Torino saldi dal 5 gennaio - Calendario 2008 aperture domenicali dei negozi

Definito il calendario delle aperture facoltative domenicali e festive dei negozi per l’anno 2008, su decisione dell’assessore al Commercio e Attività produttive, Alessandro Altamura, in accordo con il Coordinamento Permanente sovracomunale per la concertazione sulle politiche del commercio.
I giorni di apertura degli esercizi commerciali torinesi (eccetto il mese di dicembre) saranno:
- domenica 6 gennaio e domenica 6 luglio (prime domeniche del periodo dei saldi estivi e invernali)
- martedì 24 giugno (festa patronale di San Giovanni)
- domenica 30 novembre
Altre quattro giornate, facoltative, potranno essere stabilite in occasione di manifestazioni cittadine.
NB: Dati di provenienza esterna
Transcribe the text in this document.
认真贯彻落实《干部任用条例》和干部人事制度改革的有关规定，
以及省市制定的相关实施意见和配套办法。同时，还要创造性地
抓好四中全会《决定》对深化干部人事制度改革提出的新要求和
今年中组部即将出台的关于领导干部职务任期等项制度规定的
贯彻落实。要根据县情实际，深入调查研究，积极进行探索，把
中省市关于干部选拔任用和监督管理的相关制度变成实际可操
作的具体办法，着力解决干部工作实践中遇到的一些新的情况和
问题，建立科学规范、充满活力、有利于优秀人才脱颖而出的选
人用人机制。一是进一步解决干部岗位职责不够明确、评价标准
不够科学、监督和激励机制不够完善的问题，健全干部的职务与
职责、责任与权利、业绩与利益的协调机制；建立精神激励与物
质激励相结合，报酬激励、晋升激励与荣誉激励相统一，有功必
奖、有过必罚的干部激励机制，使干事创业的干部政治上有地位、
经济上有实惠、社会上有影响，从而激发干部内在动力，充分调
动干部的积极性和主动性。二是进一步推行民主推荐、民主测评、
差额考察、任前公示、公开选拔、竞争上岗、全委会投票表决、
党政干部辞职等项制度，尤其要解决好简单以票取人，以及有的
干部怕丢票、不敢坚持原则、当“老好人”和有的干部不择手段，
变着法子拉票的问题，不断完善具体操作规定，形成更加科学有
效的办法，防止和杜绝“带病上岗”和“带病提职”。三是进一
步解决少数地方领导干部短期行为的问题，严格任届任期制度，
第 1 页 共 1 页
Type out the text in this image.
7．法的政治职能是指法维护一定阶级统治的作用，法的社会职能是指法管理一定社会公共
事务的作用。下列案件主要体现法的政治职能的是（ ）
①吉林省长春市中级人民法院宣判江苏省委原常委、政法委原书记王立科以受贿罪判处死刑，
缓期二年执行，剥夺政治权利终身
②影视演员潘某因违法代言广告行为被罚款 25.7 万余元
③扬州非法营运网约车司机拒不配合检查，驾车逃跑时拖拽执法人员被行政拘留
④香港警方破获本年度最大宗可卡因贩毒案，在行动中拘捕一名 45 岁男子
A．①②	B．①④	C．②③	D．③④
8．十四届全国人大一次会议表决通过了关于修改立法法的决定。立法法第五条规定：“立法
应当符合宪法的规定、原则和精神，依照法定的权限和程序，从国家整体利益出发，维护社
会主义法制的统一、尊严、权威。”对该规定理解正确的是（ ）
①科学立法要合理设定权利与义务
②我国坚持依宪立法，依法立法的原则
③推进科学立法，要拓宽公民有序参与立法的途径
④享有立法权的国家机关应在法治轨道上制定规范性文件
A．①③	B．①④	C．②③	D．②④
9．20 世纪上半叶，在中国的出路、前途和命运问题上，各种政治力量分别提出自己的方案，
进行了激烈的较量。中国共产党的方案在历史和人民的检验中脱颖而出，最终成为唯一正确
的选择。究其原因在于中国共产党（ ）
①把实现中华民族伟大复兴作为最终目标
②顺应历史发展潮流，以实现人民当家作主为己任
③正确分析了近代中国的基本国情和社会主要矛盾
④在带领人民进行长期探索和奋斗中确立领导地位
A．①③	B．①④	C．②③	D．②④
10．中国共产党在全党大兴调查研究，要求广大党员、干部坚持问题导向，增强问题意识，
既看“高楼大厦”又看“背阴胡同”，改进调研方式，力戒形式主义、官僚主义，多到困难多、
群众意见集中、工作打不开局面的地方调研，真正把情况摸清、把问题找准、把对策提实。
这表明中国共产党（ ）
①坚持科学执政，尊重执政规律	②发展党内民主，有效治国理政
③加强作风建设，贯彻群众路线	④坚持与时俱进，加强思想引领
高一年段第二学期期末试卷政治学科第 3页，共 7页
I negozi delle Circoscrizioni potranno derogare, a rotazione, all’obbligo di chiusura domenicale nei mesi di: marzo, aprile, maggio, giugno, luglio, settembre, ottobre.
Nelle Circocrizioni le botteghe potranno scegliere l’apertura nelle giornate in cui saranno organizzate le manifestazioni di via, nel caso in cui le date non coincidano con le giornate stabilite dal calendario.
Definite le date dei saldi per il 2008:
- Saldi invernali: dal 5 gennaio al 29 febbraio 2008
- Saldi estivi: dal 5 luglio al 29 agosto 2008
Domenica 6 gennaio i negozi avranno la facoltà di apertura festiva, così come consente la legge.
In particolare si è stabilito che le attività commerciali potranno alzare le serrande le domeniche e i giorni festivi per un massimo di 15 domeniche, mentre gli stessi saranno inderogabilmente chiusi nei giorni: 1° gennaio, 25 aprile, 1° maggio, 1° novembre, Pasqua (domenica 23 marzo), Natale e Santo Stefano (essendo già prevista l’apertura facoltativa durante tutte le altre festività del mese di dicembre e nel giorno di domenica 30 novembre).
“Il calendario delle aperture domenicali e festive - spiega l’assessore al Commercio Alessandro Altamura - è stato redatto in accordo con gli operatori del commercio e le organizzazioni di categoria. Abbiamo cercato di rispondere nel modo migliore sia alle esigenze di chi deve fare acquisti sia quelle di quanti lavorano in questo settore”.